US, UK Sign Under the Controversial CLOUD Act to Access Data Directly From Tech Companies
The United States and the United Kingdom have signed what they call a "landmark" agreement that will enable them to demand electronic data directly from the tech companies based in the other country bypassing local legal barriers. The first international agreement under the US CLOUD Act (Clarifying Lawful Overseas Use of Data) comes along with a renewed push to create back doors in the encrypted communications apps.
The data sharing agreement was signed by the US Attorney General William P Barr and UK Home Secretary Priti Patel last night. "This agreement will enhance the ability of the United States and the United Kingdom to fight serious crime - including terrorism, transnational organized crime, and child exploitation - by allowing more efficient and effective access to data needed for quick-moving investigations," Barr said.
"Only by addressing the problem of timely access to electronic evidence of crime committed in one country that is stored in another, can we hope to keep pace with twenty-first century threats. This agreement will make the citizens of both countries safer, while at the same time assuring robust protections for privacy and civil liberties.” - Barr
Patel added that "terrorists and paedophiles continue to exploit the internet to spread their messages of hate, plan attacks on our citizens and target the most vulnerable. As Home Secretary I am determined to do everything in my power to stop them."
"This historic agreement will dramatically speed up investigations, allowing our law enforcement agencies to protect the public. This is just one example of the enduring security partnership we have with the United States and I look forward to continuing to work with them and global partners to tackle these heinous crimes.” - Patel
What this new CLOUD Act bilateral data sharing agreement means
While there was already a process in place (MLAT or the Mutual Legal Assistance Treaty) that enabled the UK and US to demand access to content stored in or by the tech companies in the other country, it took a lot of time and legal barriers. The new data sharing agreement will enable UK authorities to skip the US legal process and reach out directly to tech companies like Facebook and Google in cases of serious crimes like terrorism and child sexual abuse after having the appropriate court authorization.

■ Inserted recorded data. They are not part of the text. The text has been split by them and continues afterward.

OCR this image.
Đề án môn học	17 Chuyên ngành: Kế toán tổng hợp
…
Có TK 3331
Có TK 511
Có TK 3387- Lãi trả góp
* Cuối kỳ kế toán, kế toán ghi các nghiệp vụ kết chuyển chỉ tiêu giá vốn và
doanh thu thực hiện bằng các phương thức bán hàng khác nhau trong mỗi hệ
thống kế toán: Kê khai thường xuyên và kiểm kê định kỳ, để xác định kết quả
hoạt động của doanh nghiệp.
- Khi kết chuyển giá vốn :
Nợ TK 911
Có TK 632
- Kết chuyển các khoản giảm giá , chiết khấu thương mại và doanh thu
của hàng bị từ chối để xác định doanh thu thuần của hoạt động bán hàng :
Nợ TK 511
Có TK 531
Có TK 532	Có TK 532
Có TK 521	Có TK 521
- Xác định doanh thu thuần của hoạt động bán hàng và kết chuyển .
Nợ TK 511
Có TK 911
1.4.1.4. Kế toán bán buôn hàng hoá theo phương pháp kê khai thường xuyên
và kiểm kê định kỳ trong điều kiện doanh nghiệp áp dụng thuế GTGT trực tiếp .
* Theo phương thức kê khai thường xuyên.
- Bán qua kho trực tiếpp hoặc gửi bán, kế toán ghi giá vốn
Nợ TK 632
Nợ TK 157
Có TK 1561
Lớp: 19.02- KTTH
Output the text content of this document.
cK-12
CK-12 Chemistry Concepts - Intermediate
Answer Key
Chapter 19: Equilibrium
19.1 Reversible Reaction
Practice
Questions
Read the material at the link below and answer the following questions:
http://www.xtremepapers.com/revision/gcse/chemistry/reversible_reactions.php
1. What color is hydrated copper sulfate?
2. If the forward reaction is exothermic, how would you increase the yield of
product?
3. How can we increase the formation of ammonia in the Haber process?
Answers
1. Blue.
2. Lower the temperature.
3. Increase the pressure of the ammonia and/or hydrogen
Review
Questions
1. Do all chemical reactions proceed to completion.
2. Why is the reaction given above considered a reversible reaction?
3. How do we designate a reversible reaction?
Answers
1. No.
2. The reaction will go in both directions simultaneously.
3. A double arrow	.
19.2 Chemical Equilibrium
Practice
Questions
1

The controversial CLOUD Act was passed in March, 2018. Supporters argued that the MLAT is no longer sustainable as it depends on one country abiding by another country’s court system. For all the local crimes, the proponents argue, foreign countries cannot be brought in or even pushed to deliver data on time. The opponents had opposed the bill for its overreaching clauses, as the Act enables an attorney general to unilaterally enter into agreements with foreign countries, bypassing court protections.
"The current legal assistance process can take up to two years, but the Agreement will reduce this time period considerably, while protecting privacy and enhancing civil liberties," the DOJ's press released issued late last night reads. The press release added that the "United States will have reciprocal access, under a U.S. court order, to data from UK communication service providers."
All requests for access to data will be subject to independent judicial authorization or oversight.
The agreement will go into effect after being approved by lawmakers on both sides.
Encrypted data remains safe from this agreement, but governments renew their push to get rid of end-to-end encryption
Since the contents of end-to-end encrypted messages remain out of reach, the governments are also pushing for having access to this data through back doors. The agreement has strengthened this years-long demand of intelligence agencies.
Last night, AG Barr along with officials from the UK and Australia also published an open letter demanding this backdoor access into Facebook's products. The letter urges Facebook CEO Mark Zuckerberg not to expand its encryption efforts (Facebook had announced in summer to be more privacy-focused through encrypted communications) without providing law enforcement access to these communications to "protect the public, particularly child users."
LEAs have long used the child abuse cases to push the narrative towards insecure communications that have a legal backdoor built into them. As activists and tech experts have long argued and leaks from within the intelligence agencies have proved, any backdoor or vulnerability that is created for exclusive government use always finds its way to the criminals, inherently making communications insecure.
Facebook, in its response, has said that "End-to-end encryption already protects the messages of over a billion people every day."
"We strongly oppose government attempts to build back doors because they would undermine the privacy and security of people everywhere.”
Having over 1.5 billion users, WhatsApp remains the most used messaging app that offers end-to-end encrypted communications by default. With the company creating a back door for the US government and its allies, activists warn that it will be destroying the security and privacy of billions of its users worldwide.